Actually I wasn't looking for anything. As I recall from Physics Static Friction is higher than Kinetic Friction. So it takes more torque to start something up than it does to keep it moving. What I did was empirically test what torque it took to get the shaft moving. Then doubled that and selected a motor that could produce that within the 3A limit of my ELS driver.If I understand what @jcdammeyer is looking for, it is the dynamic torque at startup, not the static torque it takes to turn it. The dynamic torque required to spin the gear train up could be quite a bit higher than the static torque required to just get it turning.

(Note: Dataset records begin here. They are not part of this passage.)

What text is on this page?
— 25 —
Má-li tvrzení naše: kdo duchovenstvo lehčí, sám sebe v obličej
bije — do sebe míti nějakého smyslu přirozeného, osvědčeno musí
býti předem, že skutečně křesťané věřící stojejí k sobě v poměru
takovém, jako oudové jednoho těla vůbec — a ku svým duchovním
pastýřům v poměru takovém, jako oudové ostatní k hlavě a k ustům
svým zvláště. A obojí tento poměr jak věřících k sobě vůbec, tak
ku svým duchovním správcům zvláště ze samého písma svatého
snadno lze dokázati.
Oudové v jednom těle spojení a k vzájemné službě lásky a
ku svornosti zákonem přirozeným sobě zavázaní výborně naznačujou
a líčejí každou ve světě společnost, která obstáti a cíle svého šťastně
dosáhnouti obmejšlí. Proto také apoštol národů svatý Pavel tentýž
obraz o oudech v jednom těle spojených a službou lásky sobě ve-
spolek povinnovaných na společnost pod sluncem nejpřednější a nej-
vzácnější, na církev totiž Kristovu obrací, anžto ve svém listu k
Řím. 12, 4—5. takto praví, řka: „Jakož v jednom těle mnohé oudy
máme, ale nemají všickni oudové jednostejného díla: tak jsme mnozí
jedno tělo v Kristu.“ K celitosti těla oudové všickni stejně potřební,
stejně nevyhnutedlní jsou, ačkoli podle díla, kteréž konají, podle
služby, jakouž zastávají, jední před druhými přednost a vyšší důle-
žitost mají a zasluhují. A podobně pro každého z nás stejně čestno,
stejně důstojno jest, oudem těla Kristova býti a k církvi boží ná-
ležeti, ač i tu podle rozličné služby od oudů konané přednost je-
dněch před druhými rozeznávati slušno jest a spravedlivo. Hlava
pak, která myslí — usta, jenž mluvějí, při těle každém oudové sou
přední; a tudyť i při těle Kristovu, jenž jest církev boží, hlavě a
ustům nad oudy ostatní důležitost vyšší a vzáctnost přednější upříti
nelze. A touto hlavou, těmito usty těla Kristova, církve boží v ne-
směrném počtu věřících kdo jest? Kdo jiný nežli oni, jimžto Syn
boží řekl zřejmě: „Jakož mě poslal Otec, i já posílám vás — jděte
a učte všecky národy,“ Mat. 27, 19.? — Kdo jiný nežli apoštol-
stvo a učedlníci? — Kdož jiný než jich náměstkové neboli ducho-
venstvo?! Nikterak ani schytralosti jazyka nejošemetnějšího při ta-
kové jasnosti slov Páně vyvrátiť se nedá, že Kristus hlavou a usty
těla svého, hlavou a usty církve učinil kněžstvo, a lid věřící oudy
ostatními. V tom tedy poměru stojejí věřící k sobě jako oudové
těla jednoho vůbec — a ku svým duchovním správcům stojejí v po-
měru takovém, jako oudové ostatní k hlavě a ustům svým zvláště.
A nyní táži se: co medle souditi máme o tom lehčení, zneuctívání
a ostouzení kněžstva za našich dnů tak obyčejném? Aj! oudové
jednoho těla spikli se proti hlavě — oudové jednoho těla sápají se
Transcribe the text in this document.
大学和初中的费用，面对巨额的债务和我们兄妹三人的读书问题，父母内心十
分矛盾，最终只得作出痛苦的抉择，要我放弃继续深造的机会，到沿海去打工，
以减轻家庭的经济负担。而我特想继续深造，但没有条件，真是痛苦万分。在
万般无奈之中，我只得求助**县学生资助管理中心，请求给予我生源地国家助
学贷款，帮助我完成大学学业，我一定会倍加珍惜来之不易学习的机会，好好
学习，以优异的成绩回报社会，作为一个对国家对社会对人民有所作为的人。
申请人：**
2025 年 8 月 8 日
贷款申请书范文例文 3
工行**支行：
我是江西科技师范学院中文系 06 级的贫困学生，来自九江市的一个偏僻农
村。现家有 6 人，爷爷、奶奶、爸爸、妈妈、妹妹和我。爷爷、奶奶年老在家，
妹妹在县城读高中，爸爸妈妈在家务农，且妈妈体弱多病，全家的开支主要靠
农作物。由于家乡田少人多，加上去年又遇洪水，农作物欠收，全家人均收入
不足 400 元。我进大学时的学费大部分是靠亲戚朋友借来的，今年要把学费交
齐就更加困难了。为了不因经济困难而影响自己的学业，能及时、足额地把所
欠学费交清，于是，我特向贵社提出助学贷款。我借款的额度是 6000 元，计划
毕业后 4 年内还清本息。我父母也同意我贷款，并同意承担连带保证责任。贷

Such a measurement might require a torque transducer and a plot of the torque value as it changes with acceleration.
Another way to do it might use a torque limiter and just keep reducing the torque till it works as desired.
Direct mount wasn't an option so instead I went belt drive and doubled the torque I calculated with pulleys. I can't run the motor full speed but I can cut any thread at a variety of spindle speeds.
For the Mill I did the same thing since I was tired of hand cranking. However there I found the 600 oz-in motor even with 3:1 couldn't move as fast as I could hand crank. It moved it but I would get bored waiting. Going to 1200 oz-in had it go to 25 IPM and that was as fast or faster than I could crank so I was happy until the Gecko failed. Now with the AC servo which is smaller physically than the 1200 oz-in stepper I'm very very happy.